International man of scrutiny
World expert arrives in search of a `broader vision' for adult education than either Foster or Leitch.
The head of a new inquiry into adult education has accused governments worldwide of merely paying lip service to lifelong learning.
Tom Schuller, head of the international education think tank at the Organisation for Economic Co-operation and Development in Paris, said all countries were discussing the challenges of ageing populations and globalisation, but very few were really committed to improving adult education to solve these problems.
He was speaking after his appointment as director of the review of adult education commissioned by Niace, the British adult education organisation. His inquiry is intended to provide an alternative to the Leitch review, which was criticised by some for an overly narrow focus on qualifications.
"Lifelong learning and adult education is something every country says it believes in, but when you test the results it's often rather less convincing," he said.
"Several countries have strategies in some areas, but I wouldn't say any one is the nirvana of lifelong learning. Very few are really committed to lifelong learning to meet these challenges at a strategic level."
The new inquiry has been commissioned in the wake of the loss of about 1.4 million adult students, following the Government's shift in focus to qualifications equivalent to five good GCSEs.
Mr Schuller, who as head of the Centre of Educational Research and Innovation at the OECD examines education systems across the world, said he wanted the inquiry to take a wide view of possible models for adult education.
"We want a broad vision to come out of this review - one that doesn't represent sectional interests, that is exciting and that will have some new ideas. It will link lifelong learning with other areas such as health, as well as the economy etc," he said.
"We want to avoid the simplistic notion that you drive up skills and economic performance just falls into place. We need to look at how skills are used as well as acquired."
Building social networks was also important, he said. "You can have all the skills you want, but if you're not part of networks you can't find a way of applying them."
He acknowledged that in the wake of two reviews of further education and skills - by Sir Andrew Foster and Lord Leitch - there was no guarantee that this inquiry would get ministers' attention.
Mr Schuller, former dean of the faculty of continuing education at Birkbeck, University of London, said he had experienced the same conflicts as colleges between what adults want to learn and what governments want to fund.
"A lot of adults we wanted to bring back into education wouldn't be interested if they were asked to sign up for certification," he said. "There is a tension between accountability and trust locally.
"Some mechanisms for accountability go too far.
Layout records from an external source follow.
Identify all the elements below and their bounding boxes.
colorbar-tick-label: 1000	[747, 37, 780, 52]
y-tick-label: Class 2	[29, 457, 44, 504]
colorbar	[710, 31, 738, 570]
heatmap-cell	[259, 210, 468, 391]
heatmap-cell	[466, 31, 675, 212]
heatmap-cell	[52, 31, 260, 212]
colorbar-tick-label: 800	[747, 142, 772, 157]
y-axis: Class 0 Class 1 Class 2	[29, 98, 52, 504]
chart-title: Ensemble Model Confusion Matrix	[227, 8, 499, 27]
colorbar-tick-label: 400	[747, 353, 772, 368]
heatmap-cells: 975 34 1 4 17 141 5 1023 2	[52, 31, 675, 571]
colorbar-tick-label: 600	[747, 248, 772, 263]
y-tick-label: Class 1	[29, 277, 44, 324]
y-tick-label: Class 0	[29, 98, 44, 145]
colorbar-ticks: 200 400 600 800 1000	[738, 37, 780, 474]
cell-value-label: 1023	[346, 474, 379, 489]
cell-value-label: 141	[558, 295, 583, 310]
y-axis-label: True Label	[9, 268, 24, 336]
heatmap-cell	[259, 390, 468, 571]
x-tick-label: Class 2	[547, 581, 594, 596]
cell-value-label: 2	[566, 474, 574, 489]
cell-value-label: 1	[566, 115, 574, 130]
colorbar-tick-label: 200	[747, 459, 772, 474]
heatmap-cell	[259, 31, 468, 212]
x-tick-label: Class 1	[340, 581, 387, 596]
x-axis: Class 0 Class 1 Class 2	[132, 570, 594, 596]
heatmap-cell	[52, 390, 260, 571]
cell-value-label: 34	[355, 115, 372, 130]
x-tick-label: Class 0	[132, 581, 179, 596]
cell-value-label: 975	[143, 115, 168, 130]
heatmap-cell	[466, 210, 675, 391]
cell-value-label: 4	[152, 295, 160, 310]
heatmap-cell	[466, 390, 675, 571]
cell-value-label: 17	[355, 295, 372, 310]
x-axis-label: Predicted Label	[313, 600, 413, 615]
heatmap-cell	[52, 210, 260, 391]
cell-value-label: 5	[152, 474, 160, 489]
The UK has been excessively target-oriented and I think the Government acknowledges that, actually."
But Mr Schuller said the experience of other countries showed it was possible to go too far the other way. In Denmark, colleges had near total autonomy and high investment, but had failed to perform well in international comparisons.
"They got a real shock when the results came out," he said. "They thought, `We're a Scandinavian country, investing a lot in education' - but they came out below average. They suddenly realised this attitude wasn't good enough."